The transition from the active to torpor states is characterized by a dramatic morphological, physiological and cellular changes within a few days, from an active colony with multiple functional zooids to small remnants of vasculature characterized by sluggish hemocyte circulation and no functional zooids (Hyams et al., 2017, 2022 and the present results). Under these non-feeding conditions, the torpor state may last for several months (Hyams et al., 2017). In the hibernating state, the bacteria appear to concentrate in an intimate special environment (within cells; Figure 2), that may be required for the holobiont functioning during the torpor. Upon arousal from torpor, no bacterial inclusions are found (Hyams et al., 2017), and their numbers are reduced dramatically. The symbiotic bacteria in this niche may either play beneficial roles, such as aiding nutrition, or use this unusual physiological state to its advantage, like outcompeting other bacteria, or deal with the animal’s immune system.

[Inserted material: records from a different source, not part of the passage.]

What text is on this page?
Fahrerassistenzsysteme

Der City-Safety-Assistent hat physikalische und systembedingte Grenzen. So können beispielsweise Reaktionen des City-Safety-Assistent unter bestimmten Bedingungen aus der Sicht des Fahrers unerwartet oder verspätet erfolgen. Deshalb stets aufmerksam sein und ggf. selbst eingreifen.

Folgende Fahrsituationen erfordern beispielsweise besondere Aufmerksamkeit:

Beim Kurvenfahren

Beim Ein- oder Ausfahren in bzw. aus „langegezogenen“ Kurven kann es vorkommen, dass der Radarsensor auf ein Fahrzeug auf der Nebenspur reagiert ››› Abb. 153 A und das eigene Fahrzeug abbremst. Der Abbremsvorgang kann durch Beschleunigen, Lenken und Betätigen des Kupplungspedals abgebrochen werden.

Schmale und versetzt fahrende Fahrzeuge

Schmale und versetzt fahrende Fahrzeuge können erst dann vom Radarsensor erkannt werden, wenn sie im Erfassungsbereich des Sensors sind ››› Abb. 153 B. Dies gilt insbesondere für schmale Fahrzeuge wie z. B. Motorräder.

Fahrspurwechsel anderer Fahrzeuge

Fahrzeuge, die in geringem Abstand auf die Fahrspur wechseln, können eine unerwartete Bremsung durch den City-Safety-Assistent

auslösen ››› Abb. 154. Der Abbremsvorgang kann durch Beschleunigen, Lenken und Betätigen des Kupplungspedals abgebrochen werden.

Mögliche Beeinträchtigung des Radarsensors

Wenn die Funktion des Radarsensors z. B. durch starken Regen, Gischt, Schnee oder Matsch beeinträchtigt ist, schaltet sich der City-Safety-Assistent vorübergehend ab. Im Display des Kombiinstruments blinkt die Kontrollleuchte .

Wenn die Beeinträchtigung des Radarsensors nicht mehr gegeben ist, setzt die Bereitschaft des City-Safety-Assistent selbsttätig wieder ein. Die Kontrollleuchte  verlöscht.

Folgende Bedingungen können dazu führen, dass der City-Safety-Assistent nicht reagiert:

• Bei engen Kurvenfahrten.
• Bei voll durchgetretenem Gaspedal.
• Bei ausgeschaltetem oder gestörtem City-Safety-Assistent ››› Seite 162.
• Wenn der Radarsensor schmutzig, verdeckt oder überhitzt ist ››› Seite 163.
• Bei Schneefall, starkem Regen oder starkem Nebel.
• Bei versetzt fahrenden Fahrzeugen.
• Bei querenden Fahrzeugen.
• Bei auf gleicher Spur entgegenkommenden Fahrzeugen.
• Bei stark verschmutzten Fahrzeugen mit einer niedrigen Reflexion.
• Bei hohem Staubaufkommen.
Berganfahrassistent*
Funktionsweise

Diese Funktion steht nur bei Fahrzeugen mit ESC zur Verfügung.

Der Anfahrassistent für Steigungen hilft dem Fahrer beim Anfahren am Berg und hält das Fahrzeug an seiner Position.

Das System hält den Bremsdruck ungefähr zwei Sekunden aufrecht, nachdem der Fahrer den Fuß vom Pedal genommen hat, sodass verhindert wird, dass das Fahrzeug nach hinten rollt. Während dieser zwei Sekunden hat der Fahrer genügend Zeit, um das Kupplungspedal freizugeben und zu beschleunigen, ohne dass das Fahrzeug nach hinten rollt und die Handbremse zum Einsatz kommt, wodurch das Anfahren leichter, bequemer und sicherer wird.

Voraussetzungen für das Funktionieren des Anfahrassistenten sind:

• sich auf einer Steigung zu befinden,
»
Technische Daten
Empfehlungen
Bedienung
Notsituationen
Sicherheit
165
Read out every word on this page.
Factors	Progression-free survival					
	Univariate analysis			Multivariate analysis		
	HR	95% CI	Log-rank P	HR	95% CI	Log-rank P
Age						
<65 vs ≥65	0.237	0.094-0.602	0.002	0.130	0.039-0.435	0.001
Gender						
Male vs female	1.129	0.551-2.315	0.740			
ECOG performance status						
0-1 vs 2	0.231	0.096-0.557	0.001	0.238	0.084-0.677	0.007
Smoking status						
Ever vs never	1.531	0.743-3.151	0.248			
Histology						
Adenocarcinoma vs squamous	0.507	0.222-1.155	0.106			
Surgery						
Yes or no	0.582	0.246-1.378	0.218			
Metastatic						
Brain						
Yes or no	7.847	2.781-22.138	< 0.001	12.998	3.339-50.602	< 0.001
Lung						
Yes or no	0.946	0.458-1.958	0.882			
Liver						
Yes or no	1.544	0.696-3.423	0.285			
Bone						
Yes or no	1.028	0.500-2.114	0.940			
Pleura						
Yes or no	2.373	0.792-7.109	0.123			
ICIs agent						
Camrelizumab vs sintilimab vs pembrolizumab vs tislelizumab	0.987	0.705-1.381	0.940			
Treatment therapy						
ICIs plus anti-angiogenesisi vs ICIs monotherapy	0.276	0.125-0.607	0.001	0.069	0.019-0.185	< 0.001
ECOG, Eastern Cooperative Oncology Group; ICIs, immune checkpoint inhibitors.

We observed considerable changes in microbial composition during the transition from the active state to the full-torpor state. Endozoicomonas appeared to be the most abundant symbionts in the torpor state. In various hosts, these symbionts may facilitate antimicrobial activity and microbiome structuring (Gardères et al., 2005; Morrow et al., 2012; Jessen et al., 2013; Rua et al., 2014), and be involved in metabolite exchange (Raina et al., 2009; Bourne et al., 2013; Correa et al., 2013; Nishijima et al., 2013; Beinart et al., 2014; Dishaw et al., 2014; Haber and Ilan, 2014). In particular, Endozoicomnas from the solitary tunicate Ciona intestinalis is likely involved in sulfur cycling and nutrient metabolism (Dishaw et al., 2014). It is still unclear if B. leachii host benefits from maintaining Endozoicomonas during torpor. One advantage could be the supply of vitamins, needed to maintain the hibernating host. While less likely, given that our results suggest enhanced mortality during the torpor state (Hyams et al., 2017, 2022), it may also be postulated that Endozoicomonas benefits from the reduction in the host resilience, and proliferates, out-competing other bacteria that may become limited by food influx in an inactive animal. Then, the intracellular Endozoicomonas (Figures 2, 3) are not limited by food influx as focusing on the scavenging of metabolites within the cells.